For almost a week, I have been following the shooting that happened in Connecticut. It was a tragic moment, in time, for all of us around the world to have witnessed. It is one thing when another person loses a life through an act of violence, but it is something altogether completely different when it happens to young children. Somehow, it becomes more tragic, more devastating and more eye opening. All of a sudden, we all stand up as a world nation, united in our cause to protect children from being hurt.
In a lot of ways, we could liken these events to the quality of suffering felt by people at the time of 9/11. It’s the same pain, it’s intense, it’s been felt worldwide and it’s shifted our awareness of life and each other, to some degree. It’s just appeared in a different form, but because it happened to children, the magnitude of the event is 100 times worse. Since this has all happened, people around the world are calling for gun reform and better approaches to mental health, as solutions to this confronting event in our lives. We are petitioning to the government, posting on Facebook and trying to get ourselves heard. We are trying, so desperately, to eradicate something that actually isn’t the real problem, but in some ways, as tragic as it is, could be alerting us to the true solution.
For those who know me, I am certainly not averse to challenging the perceptions of the masses in the world, and I am quite ok to be challenged back. I have a very strong and high value on helping children grow into who they are. It’s incredibly important to me. Now, if I asked you the following question, I would suspect that you may reject the question, think I’m crazy for asking it or would flat out say NO. However, it’s still worth asking. Before I do that, answer me this: do you, whoever is reading this right now, value your children or children in general, for who they are? I would suspect that most of you, if not all of you, would probably say yes. So here’s my controversial question. Knowing what you answered for the previous question, can you say that you value that young man, who killed all those people, for who he is? I would suspect, as I mentioned before, a NO response. Why is it that we, as a society, value people more for being more positive than negative or for being more kind than cruel? Don’t get me wrong, I would never wish for my future children or my nieces or nephews to experience this type of event, but there is a deeper and more profound lesson to be learnt from this.

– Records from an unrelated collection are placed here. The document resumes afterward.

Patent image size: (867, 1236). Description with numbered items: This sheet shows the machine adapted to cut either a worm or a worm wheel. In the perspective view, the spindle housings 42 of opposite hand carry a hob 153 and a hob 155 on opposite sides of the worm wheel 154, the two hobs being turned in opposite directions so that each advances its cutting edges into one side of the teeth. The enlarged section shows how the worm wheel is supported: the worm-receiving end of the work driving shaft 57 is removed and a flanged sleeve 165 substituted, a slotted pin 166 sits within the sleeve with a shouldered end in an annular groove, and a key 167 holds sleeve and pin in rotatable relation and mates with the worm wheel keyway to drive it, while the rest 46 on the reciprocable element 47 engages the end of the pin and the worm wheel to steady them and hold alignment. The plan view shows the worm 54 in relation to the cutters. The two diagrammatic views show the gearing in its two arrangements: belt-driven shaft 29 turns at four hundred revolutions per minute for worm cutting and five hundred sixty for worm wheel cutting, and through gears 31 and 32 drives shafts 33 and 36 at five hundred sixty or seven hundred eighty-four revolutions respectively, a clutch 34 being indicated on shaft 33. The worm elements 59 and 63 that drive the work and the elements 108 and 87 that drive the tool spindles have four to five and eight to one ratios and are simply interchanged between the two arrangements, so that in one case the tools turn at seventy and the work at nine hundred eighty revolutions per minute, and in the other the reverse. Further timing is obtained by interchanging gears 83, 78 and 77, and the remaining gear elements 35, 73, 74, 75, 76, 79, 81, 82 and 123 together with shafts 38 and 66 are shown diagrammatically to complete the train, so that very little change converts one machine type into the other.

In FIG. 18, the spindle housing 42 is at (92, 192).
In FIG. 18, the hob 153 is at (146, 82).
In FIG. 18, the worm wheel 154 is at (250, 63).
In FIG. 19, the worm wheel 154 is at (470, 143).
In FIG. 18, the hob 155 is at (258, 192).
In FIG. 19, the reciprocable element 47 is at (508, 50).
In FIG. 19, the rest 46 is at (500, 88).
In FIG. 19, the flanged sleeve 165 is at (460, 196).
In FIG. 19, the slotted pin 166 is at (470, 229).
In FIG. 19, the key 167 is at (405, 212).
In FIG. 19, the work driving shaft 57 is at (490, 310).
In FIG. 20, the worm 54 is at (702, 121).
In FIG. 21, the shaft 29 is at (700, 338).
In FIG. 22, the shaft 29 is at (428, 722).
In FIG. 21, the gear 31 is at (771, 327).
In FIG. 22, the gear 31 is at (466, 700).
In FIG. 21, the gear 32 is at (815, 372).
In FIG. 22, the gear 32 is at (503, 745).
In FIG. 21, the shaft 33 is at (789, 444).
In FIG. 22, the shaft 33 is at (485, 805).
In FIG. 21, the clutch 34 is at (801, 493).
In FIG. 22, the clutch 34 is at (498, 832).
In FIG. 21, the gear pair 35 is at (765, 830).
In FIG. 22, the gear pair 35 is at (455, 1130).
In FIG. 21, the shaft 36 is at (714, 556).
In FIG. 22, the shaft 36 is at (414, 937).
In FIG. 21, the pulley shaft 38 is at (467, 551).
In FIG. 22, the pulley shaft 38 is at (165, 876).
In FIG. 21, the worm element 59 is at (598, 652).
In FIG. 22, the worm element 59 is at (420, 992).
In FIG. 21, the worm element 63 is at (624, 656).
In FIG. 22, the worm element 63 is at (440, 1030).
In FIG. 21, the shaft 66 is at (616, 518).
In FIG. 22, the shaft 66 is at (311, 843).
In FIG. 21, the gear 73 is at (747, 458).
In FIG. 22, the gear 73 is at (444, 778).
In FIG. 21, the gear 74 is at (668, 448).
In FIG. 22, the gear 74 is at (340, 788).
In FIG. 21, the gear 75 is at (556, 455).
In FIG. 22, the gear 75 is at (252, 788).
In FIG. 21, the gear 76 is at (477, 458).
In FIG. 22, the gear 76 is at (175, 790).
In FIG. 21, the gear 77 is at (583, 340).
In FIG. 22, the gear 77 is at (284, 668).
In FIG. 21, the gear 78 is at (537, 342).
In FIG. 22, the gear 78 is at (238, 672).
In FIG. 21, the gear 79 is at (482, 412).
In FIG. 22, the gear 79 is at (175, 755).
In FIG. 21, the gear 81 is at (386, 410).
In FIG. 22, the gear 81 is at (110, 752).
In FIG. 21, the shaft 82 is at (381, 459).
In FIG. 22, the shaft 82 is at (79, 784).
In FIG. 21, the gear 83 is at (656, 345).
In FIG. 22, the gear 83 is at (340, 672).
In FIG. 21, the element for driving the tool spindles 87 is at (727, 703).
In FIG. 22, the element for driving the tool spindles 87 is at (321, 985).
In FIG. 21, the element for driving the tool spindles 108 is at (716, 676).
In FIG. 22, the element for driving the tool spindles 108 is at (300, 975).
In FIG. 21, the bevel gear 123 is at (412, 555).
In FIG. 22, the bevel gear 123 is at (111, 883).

It would be wise to probe beyond the gun issues or the mental health issues.
There are a large majority of children around the world, who aren’t valued and appreciated for who they are. These children may be labeled as dyslexic, ADD/ADHD, ‘bullies’, criminals, terrorists, learning disabled, inattentive, unproductive, stupid and so on. The list could seriously go on and on. Imagine, for a moment, you were or are one of those children – constantly pushed aside, constantly perceived to be devalued, constantly perceived to be unappreciated and possibly even ignored. How would you feel initially? How would you feel if this continued over time? How would you feel if most of the attention you received was punishment for doing things or saying things that don’t fit into the box and are not perceived as ‘normal’ by society? Don’t you think you’d become angry, frustrated, depressed or even feel betrayed or rejected? What do you think you would do to get yourself heard or noticed? Have you never been pushed to such extremes when you felt like killing someone? We all have.
The degree to which we act out in the world, depends on the degree to which we receive the opposite in our lives. The less we perceive we get it, the more extreme the measures will be, in order to create it. I don’t condone murder or suicide as necessary action steps. That’s not my point at all, but this incident that happened just recently is a wake up call for humanity. Those people did not die so that we could continue doing the same things we still do – undervalue, judge, label, overprotect, impose our values or project onto children. This wasn’t designed by a higher order in the universe for us to medicate more children and eradicate drugs. Those beautiful children and teachers died to help us make changes to the way we educate, empower, inspire, encourage and collaborate with ALL children. I would recommend honoring them for that contribution. Unfortunately, when we don’t pay attention in other ways, sometimes we attract a crises into our lives to get us to pay closer attention. This is the crises the world has been asking for and it’s time we do something about it.